Friday, August 12, 2005

Runways


I haven’t posted anything about this because I want the writing to be perfect, just as the landing was perfect. Then I realized that the last time I did anything at all perfectly was give the 7-11 clerk exact change for a Slurpee, a measure of perfection unlikely to be repeated, so I should just go ahead and type already.

So here we are, you and me and Discovery. I was in bed during the last landing attempt. I was in bed for this one, slapping the alarm clock at 4 AM and 5 AM and 6 AM during each wave-off. The clock radio went off the fourth time in a burst of static, and by the time I scrambled for the remote the orbiter had exited the ionization phase and people were inhaling again.

I saw the wavy white dot in the infrared, darting in and out of the frame. ABC actually took down the LIVE chyron and the EDWARDS AIR FORCE BASE tag and the large obnoxious ticker at the bottom of the page alerting the free world of whom Paris Hilton had slept with lately.

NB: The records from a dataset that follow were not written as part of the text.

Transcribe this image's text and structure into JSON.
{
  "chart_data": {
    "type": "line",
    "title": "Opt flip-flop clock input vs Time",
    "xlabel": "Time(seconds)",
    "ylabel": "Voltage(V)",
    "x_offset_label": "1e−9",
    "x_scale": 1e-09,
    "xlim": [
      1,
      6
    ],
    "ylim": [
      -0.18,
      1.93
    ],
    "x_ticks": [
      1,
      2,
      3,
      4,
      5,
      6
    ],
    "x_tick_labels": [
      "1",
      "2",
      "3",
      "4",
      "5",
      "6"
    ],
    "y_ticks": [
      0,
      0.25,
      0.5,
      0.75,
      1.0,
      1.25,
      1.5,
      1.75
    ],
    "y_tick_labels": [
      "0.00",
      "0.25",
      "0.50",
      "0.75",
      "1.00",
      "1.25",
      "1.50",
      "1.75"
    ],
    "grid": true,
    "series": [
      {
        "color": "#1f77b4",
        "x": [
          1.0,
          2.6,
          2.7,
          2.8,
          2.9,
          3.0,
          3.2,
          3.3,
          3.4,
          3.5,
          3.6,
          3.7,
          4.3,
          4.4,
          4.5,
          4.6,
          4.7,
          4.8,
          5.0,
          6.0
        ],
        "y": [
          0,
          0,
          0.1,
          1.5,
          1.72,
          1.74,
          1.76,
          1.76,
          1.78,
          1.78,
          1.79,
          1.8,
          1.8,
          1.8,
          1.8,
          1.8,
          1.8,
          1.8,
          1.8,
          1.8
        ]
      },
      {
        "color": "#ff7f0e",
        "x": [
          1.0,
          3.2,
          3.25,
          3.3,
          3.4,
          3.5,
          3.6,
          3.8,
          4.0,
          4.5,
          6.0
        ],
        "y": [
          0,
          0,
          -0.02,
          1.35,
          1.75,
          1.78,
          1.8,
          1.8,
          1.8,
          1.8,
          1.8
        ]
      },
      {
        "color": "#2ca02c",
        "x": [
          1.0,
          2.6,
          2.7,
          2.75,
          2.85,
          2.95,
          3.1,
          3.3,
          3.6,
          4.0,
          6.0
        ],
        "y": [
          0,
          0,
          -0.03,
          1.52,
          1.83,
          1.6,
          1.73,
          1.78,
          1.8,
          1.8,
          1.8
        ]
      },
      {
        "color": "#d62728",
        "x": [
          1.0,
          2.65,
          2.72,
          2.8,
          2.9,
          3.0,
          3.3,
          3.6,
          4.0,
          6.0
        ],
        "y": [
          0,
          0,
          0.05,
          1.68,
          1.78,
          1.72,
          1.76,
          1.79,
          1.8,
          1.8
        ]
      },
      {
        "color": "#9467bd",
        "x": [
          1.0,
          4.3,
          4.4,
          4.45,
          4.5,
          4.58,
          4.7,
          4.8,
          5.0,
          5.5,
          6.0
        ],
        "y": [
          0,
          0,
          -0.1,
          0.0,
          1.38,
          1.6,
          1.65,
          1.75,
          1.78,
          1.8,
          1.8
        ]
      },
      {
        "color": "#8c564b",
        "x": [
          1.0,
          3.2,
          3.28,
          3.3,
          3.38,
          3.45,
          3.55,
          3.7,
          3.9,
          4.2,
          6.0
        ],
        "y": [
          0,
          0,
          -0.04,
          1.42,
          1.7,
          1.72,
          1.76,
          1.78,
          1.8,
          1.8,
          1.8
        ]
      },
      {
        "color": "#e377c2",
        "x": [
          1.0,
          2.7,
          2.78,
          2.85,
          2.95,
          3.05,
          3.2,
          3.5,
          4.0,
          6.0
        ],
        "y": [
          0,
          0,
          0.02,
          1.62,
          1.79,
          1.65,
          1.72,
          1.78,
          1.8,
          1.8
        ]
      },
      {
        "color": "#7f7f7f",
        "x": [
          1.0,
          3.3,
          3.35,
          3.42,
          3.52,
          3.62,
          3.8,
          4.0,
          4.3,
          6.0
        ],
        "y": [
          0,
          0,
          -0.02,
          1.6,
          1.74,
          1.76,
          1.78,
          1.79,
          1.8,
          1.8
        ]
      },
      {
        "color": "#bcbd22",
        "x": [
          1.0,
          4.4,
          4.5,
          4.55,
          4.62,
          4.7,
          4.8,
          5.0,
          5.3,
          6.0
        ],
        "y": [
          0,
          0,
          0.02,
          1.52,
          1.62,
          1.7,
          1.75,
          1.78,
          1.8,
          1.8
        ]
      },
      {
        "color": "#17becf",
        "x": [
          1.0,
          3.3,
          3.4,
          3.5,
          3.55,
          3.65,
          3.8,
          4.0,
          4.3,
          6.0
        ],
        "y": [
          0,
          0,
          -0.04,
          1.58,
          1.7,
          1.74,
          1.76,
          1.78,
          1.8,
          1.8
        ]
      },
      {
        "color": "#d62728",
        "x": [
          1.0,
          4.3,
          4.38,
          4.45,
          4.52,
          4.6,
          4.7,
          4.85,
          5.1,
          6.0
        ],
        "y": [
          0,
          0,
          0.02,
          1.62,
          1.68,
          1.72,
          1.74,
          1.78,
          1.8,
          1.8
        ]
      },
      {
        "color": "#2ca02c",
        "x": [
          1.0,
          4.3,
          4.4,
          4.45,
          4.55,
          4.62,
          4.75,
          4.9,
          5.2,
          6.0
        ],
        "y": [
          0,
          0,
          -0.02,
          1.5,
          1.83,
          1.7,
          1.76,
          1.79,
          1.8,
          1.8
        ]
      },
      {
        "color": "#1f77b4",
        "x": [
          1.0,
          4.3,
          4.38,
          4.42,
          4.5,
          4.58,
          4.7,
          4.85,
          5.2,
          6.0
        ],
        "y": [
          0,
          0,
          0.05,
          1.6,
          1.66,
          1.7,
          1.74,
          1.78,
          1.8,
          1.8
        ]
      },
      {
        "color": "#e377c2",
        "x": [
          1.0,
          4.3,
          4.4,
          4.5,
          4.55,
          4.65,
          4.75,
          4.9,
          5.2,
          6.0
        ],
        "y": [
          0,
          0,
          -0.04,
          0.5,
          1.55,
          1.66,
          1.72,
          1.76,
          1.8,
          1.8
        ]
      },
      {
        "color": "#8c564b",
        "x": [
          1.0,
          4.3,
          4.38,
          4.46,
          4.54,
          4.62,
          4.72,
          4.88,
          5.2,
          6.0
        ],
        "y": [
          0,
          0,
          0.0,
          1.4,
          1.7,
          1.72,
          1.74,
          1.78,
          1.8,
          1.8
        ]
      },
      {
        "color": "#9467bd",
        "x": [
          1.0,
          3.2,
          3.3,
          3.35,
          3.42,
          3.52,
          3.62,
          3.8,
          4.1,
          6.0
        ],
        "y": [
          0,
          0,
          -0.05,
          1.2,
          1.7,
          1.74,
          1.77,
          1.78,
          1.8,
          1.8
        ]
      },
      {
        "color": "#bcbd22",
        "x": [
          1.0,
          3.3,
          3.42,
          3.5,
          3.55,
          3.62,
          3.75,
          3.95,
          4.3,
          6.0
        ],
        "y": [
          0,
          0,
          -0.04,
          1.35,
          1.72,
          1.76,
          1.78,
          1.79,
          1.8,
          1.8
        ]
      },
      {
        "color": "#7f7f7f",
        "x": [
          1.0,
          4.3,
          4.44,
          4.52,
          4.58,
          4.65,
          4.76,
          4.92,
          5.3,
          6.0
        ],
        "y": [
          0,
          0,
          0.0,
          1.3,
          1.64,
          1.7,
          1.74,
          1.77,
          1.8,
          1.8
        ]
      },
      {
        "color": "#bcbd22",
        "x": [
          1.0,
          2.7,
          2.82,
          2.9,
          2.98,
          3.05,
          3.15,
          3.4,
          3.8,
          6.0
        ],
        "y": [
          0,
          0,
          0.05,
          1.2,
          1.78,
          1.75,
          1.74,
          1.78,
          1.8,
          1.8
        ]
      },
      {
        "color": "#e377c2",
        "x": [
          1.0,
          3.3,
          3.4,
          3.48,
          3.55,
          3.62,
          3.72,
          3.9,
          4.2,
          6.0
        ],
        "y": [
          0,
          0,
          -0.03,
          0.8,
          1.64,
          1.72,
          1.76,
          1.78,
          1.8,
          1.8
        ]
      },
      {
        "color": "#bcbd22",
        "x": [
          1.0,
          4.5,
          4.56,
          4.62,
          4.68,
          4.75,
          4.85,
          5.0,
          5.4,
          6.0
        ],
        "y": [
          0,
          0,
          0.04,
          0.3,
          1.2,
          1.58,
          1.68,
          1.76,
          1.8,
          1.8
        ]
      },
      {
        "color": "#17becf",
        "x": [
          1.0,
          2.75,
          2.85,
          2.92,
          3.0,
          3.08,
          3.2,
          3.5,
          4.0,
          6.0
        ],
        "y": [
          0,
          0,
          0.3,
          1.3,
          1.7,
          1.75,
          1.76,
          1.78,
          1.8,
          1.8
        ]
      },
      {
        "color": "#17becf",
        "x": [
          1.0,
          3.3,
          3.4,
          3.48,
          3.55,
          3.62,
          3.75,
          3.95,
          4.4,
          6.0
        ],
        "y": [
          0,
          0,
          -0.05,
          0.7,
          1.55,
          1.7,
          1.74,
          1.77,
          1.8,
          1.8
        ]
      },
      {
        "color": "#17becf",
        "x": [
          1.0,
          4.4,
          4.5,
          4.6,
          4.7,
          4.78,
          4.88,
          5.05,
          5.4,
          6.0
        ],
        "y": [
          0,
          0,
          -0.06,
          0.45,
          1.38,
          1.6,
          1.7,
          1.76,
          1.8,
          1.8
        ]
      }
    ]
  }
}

Discovery edged closer, and I saw the silhouette: wings, nose, engines. She was there. She was all there.

I stood up, sat on the edge of my bed; stood up, sat on the edge of my bed. The landing. The parachute. The call: "Houston, Discovery. Wheels stopped."

Well. Somebody said something about roger and congratulations, but I didn’t hear it. You know me by now and you know why. Unlike the last time, when I could not cry and did not cry for days, this was a Kleenex Moment; this time, I was awake. We were all awake.

You cannot talk on the phone under these conditions. You can try, but when you pick up the handset and try to suck the tears back and all you get is "(shaky inhale) (very tiny voice) hello?"

“This is the reaction I expected the last time I called,” said my mother.

“Wheels stopped,” sayeth Eileen. “She didn't seem to be saying it to Mission Control. She sounded as though she was saying it to the 107 crew,” announced Nick the NASA Poobah, who knows such things.

THE FOUR PARAGRAPHS ABOUT EILEEN COLLINS

I am totally inviting her to the slumber party I am having with Condoleezza Rice, at which we will make English muffin pizzas and do each other’s hair and talk about boys all night. I should, technically, hate her, seeing as her hair looks way better in zero-g, when its main property is to float around, than mine will ever do on Earth with all its helpful gravity.


“America's enemies hide their women in closets. Ours fly space shuttles,” someone pointed out to me this week. And they investigate what happens when those shuttles don’t fly.

“When I was five years old, during WWII,” Bev The Reader wrote me this week from Hawaii, “I wasn't allowed by the boys to be an airplane flying off a carrier. I had to scrunch in a corner with my hands on my shoulders, being a plane stored on the hangar deck.”

Eileen scrunches not, except when she is bending down to pick up her helmet.